Finally, we calculate the expected maximum visibility. From our experiment (see Fig. 5), we get two different splitting ratios for the coupler with 257 $\mathrm{\mu}$m coupling length, namely 52.1$\%$ and 57.14$\%$ (which corresponds to a transmittivity of 42.86$\%$ for Input b). From these two ratios we extract an average splitting ratio of (54.6$\pm$3.8) $\%$, slightly off from perfect balanced splitting. By using this splitting ratio as a reflectivity in Eq. (2), the HOM visibility is limited to (98.32$\pm$2.8) $\%$. In order to test the source we replaced the LNOI BS with a tunable fibre BS and find a HOM visibility of (98.01$\pm$0.24) $\%$ [33] showing that the HOM interference is not limited by the source in our experiment.
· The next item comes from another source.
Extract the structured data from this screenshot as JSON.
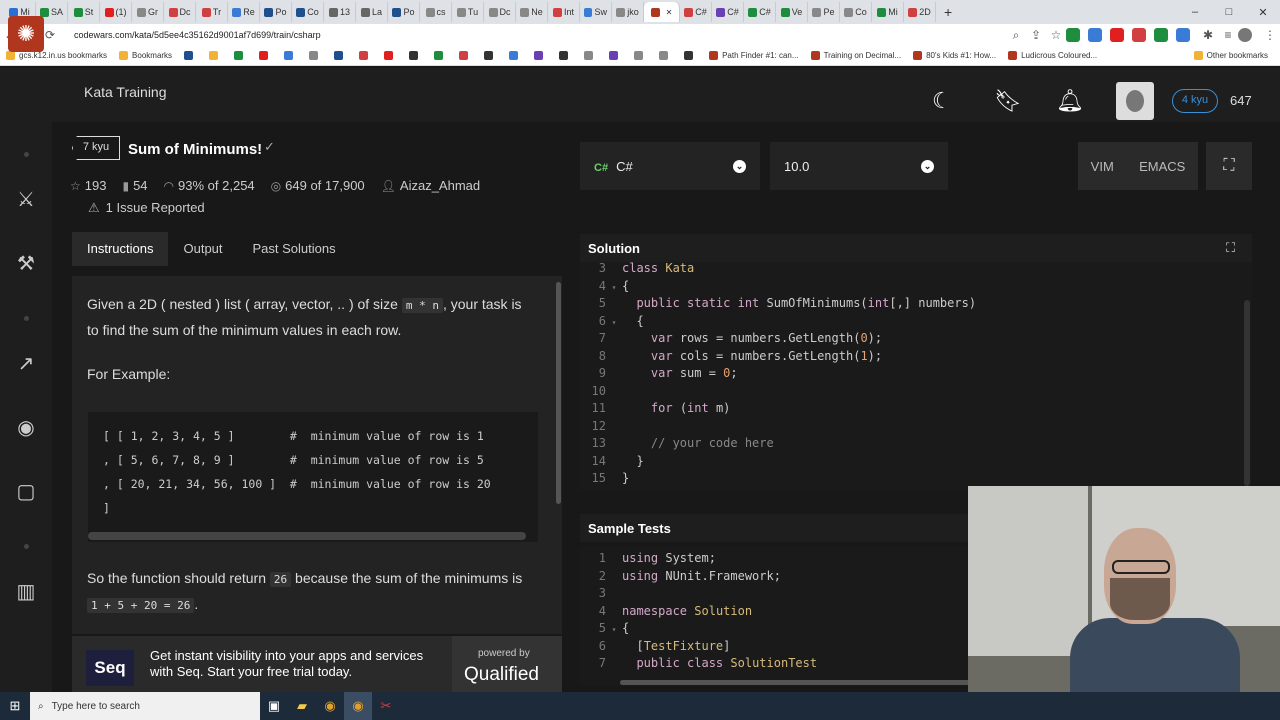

Taking into account the visibility of our source and the imperfect splitting ratio of the LNOI coupler, we obtain a expected visibility of (96.36$\pm$2.8) $\%$. However, comparing this to our measured visibility of (93.5$\pm$0.7) $\%$, we have a deviation of 3 $\%$. This could be due to effects that occur in high confined waveguide structures such as hybrid modes which have already been witnessed in LNOI [34]. These hybrid modes can have an influence on the polarisation of the photons which would alter the splitting ratio of the devices and thus reduce the visibility of the dip. However, this effect is challenging to quantify. Note that even though we did not reach the maximal visibility, the measured visibility agrees with the expected one within the uncertainty range. This demonstrates that the material platform does not adversely affect HOM interference.

 

Fig. 6. Setup for the quantum experiment. The setup consists of two main parts. The first part is the preparation of the single photons and the second part consists of the LNOI BS.

Download Full Size | PDF

 

Fig. 7. Measured Hong-Ou-Mandel interference of the signal and idler photons interfered at the LNOI directional coupler. The Gaussian fit $1-0.935\cdot \text {exp}(-0.143 \cdot t^2)$ yields a visibility of ($93.5\pm 0.7$) $\%$.

Download Full Size | PDF

7. Conclusion

In this paper, we demonstrated HOM interference with telecom photons on LNOI, the missing piece for establishing LNOI as quantum-ready platform for integration. For this, we fabricated a directional coupler based on numerical simulations. After that, we estimated the losses and the coupling behaviour. Finally, we performed a HOM experiment with single photons generated via a PDC process in ppKTP. With a measured visibility of (93.5$\pm$0.7) $\%$ we can conclude that LNOI is a favourable platform for integrated quantum optics. Connecting several of these directional couplers to a sophisticated network and combining it with already shown single photon sources and electro-optical modulators in LNOI opens the possibility for a quantum processor in LNOI.